On the road to change, nothing is as it seems. When you think you’re over the worst you’ve really just rolled up your sleeves and embraced, accepted, the idea of change, and that’s what happened when Barack Obama was elected. It’s a point of no return, though, because that acceptance highlights everything in you that has stopped you from moving forward until this point, and that made it necessary for you to change if you want a better life.  Once you engage in facing all of that stuff you go through a period that seems unrelentingly dark, a downward, backward slide. You hit your lowest point, which seems the worst. But actually it’s the best because it means you’ve faced all the obstacles and from then on things get better. Slowly at first, then exponentially.

The first African American President was never going to have an easy time. There’s too much deeply buried prejudice and fear in too many Americans’ psyches. As it’s risen to the surface and manifested as allegiance to right-wing media misinformation and hatred within the middle class of the man who’s been rooting for them, it’s been an ugly, distressing and depressing thing to see. 

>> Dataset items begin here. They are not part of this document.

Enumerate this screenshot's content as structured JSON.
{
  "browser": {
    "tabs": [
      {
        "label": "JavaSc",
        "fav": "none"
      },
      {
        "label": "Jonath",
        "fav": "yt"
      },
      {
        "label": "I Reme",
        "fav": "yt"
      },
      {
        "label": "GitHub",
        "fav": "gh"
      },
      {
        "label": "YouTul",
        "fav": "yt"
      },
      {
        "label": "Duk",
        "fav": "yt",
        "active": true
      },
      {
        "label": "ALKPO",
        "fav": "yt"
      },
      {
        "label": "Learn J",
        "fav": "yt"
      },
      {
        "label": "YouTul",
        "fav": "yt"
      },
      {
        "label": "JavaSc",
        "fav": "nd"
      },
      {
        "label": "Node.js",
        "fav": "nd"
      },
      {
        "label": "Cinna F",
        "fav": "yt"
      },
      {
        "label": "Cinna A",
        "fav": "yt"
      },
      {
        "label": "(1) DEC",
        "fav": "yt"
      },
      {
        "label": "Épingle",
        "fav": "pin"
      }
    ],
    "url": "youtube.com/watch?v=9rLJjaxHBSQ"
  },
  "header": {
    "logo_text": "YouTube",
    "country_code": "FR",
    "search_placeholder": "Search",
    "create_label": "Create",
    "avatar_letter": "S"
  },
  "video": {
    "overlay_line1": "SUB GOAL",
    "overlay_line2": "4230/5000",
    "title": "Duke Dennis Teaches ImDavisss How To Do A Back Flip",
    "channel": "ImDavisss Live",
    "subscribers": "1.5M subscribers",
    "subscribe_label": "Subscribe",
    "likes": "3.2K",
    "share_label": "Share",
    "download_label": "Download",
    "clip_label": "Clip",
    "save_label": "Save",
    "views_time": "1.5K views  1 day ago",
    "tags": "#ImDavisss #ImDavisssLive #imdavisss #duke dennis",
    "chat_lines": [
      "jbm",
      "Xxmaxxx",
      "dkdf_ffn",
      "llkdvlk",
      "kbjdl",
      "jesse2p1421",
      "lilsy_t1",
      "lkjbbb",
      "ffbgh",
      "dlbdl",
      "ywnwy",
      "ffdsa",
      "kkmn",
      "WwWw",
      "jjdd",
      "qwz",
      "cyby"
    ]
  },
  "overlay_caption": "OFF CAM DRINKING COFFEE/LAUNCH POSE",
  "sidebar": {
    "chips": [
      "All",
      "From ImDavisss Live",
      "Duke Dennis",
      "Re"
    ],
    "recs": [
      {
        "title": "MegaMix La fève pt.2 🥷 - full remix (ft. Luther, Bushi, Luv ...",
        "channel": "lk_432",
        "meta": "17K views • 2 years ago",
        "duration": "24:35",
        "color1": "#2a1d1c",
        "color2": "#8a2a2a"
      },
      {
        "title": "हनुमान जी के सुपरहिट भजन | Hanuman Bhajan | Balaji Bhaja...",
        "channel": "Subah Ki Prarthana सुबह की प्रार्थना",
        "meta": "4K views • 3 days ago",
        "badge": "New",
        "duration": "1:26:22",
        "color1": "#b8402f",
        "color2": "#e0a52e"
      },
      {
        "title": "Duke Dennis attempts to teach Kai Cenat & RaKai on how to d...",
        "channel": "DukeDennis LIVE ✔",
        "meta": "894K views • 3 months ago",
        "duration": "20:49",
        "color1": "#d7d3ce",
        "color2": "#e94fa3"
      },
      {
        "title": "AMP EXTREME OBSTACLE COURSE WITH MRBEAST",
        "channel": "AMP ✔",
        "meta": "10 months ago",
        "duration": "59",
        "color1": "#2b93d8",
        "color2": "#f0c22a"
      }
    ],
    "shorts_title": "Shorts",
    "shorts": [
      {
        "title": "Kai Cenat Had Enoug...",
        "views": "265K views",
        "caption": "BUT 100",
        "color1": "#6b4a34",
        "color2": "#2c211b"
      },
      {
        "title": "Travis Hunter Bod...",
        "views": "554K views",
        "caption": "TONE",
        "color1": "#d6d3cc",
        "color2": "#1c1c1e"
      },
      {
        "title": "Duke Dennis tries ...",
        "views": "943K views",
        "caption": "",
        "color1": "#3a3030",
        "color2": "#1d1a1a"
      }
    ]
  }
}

But at least it’s visible now. You can’t take on an enemy you can't see and don't even know exists. Changing deep-rooted beliefs and fears in individuals and societies isn't fun at one level. It's terrifying, uncomfortable, it tears you apart as you build allegiance to a new, broader idea more embracing of the good things in life but cling to the old ideas because they're safe and comfortable at some level even while they're strangling you. Unfortunately, though, in this it's no pain, no gain. 

And the pain is in itself a symptom that things are getting better and there's something about wrestling with change that makes you feel so alive, despite the discomfort. So democracy in America isn't dead, it's just waking up after a long sleep that was comfortable for some but at the cost of too many to last.